In reazione a questo approccio negli ultimi decenni, a partire diciamo dagli anni Novanta, ha preso piede un nuovo paradigma, solitamente identificato con il termine di embodied cognition, cognizione incorporata (ma si parla anche di grounded cognition, di extended mind, ecc.) che dà grande risalto all’aspetto “materiale” della cognizione umana. Secondo questo approccio, la mente anche a livello di codifica ed elaborazione mantiene un’analogia con la stimolazione sensoriale (o l’output motorio). Secondo le teorie incorporate per esempio, quando dobbiamo comprendere la parola che indica un colore nel nostro cervello si attivano anche le aree percettive che elaborano il colore.
Le neuroscienze più recenti vedono nel mondo materiale un elemento fondante delle funzioni cognitive, al punto che gli oggetti creati dall’uomo sarebbero allo stesso tempo prodotti ed estensioni del sistema cognitivo.
Appare dunque chiara l’importanza degli oggetti nelle neuroscienze più recenti, che vedono nel mondo materiale un elemento fondante delle funzioni cognitive. Secondo le versioni più “spinte” di questi approcci, gli oggetti creati dall’uomo sarebbero allo stesso tempo prodotti ed estensioni del sistema cognitivo. “Come le tavolette micenee”, spiega Stout, utilizzate come documenti contabili, “che diventano, secondo alcuni studiosi, estensioni della memoria di un sistema cognitivo che include lettura e scrittura fra le sue funzioni”.
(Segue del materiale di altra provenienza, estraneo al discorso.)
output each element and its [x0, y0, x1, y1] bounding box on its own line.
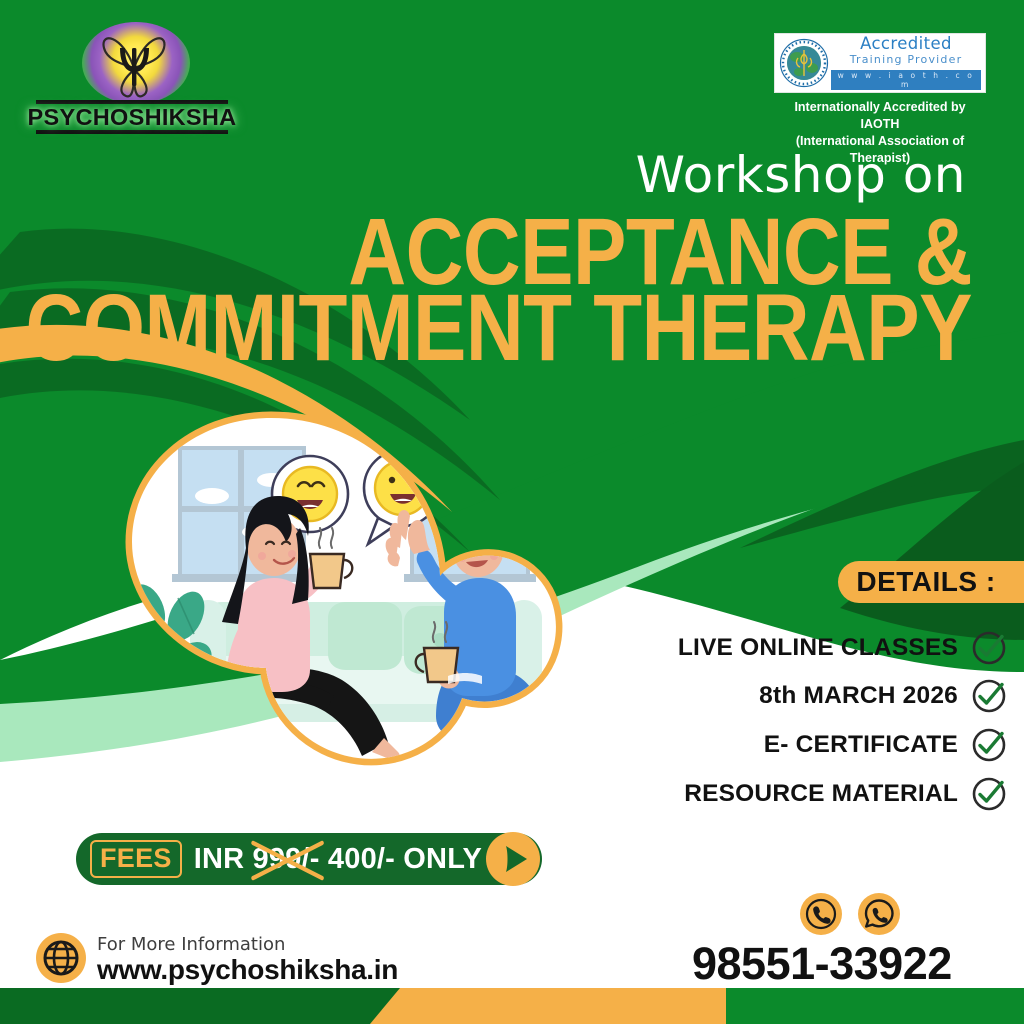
accreditation-url: w w w . i a o t h . c o m — [831, 70, 981, 90]
accreditation-caption-line1: Internationally Accredited by IAOTH — [774, 99, 986, 133]
detail-row-e-certificate: E- CERTIFICATE — [764, 726, 1008, 764]
phone-icon[interactable] — [800, 893, 842, 935]
fees-banner[interactable]: FEES INR 999/- 400/- ONLY — [76, 833, 542, 885]
butterfly-psi-logo-icon — [92, 26, 182, 100]
accreditation-text: Accredited Training Provider w w w . i a… — [829, 36, 981, 89]
globe-icon — [36, 933, 86, 983]
accreditation-badge: Accredited Training Provider w w w . i a… — [774, 33, 986, 133]
fees-currency: INR — [194, 843, 245, 875]
play-arrow-icon[interactable] — [486, 832, 540, 886]
fees-new-price: 400/- — [328, 843, 395, 875]
accreditation-subtitle: Training Provider — [831, 53, 981, 68]
detail-label: LIVE ONLINE CLASSES — [678, 634, 958, 662]
fees-price-text: INR 999/- 400/- ONLY — [194, 843, 482, 876]
phone-number-text[interactable]: 98551-33922 — [692, 938, 952, 990]
brand-logo: PSYCHOSHIKSHA — [32, 22, 232, 134]
logo-wordmark: PSYCHOSHIKSHA — [32, 100, 232, 134]
detail-row-resource-material: RESOURCE MATERIAL — [684, 775, 1008, 813]
fees-old-price: 999/- — [253, 843, 320, 875]
accreditation-title: Accredited — [831, 36, 981, 53]
fees-tag-label: FEES — [90, 840, 182, 878]
poster-root: PSYCHOSHIKSHA — [0, 0, 1024, 1024]
detail-label: 8th MARCH 2026 — [759, 682, 958, 710]
logo-name-text: PSYCHOSHIKSHA — [32, 100, 232, 134]
website-text[interactable]: www.psychoshiksha.in — [97, 954, 398, 986]
detail-label: RESOURCE MATERIAL — [684, 780, 958, 808]
headline-kicker: Workshop on — [636, 146, 966, 204]
details-badge: DETAILS : — [838, 561, 1024, 603]
headline-title-line2: COMMITMENT THERAPY — [25, 281, 972, 375]
whatsapp-icon[interactable] — [858, 893, 900, 935]
detail-row-date: 8th MARCH 2026 — [759, 677, 1008, 715]
detail-label: E- CERTIFICATE — [764, 731, 958, 759]
iaoth-seal-icon — [779, 38, 829, 88]
fees-suffix: ONLY — [403, 843, 482, 875]
more-info-label: For More Information — [97, 934, 285, 955]
details-badge-label: DETAILS : — [856, 566, 995, 598]
accreditation-card: Accredited Training Provider w w w . i a… — [774, 33, 986, 93]
fees-old-price-wrap: 999/- — [253, 843, 320, 876]
check-circle-icon — [970, 629, 1008, 667]
contact-icons — [800, 893, 900, 935]
check-circle-icon — [970, 726, 1008, 764]
two-women-conversation-illustration — [96, 408, 636, 808]
detail-row-live-online-classes: LIVE ONLINE CLASSES — [678, 629, 1008, 667]
check-circle-icon — [970, 775, 1008, 813]
check-circle-icon — [970, 677, 1008, 715]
Alcuni neuroscienziati “di razza” hanno già fatto incursioni “neuroarcheologiche”, come Ramachandran Vilayanur, che nel 2000 ha suggerito che l’esplosione culturale dell’alto paleolitico possa essere spiegata con i neuroni specchio (che avrebbero favorito l’apprendimento per osservazione).
“Il futuro della neuroarcheologia come una semplice nicchia all’interno dell’archeologia o come una scienza a sé stante alla fine dipenderà dalla sua rilevanza rispetto ai problemi e alle agende scientifiche dei neuroscienziati”, spiega Stout. Che aggiunge scherzando: “Se lo chiedete a me naturalmente vi dirò che non ci sarà mai abbastanza attenzione. Ma, seriamente, devo dire che mi fa molto piacere vedere come la curiosità stia aumentando e, soprattutto, che ci sia sempre maggiore interesse da parte della comunità scientifica a collaborare con noi neuroarcheologi”.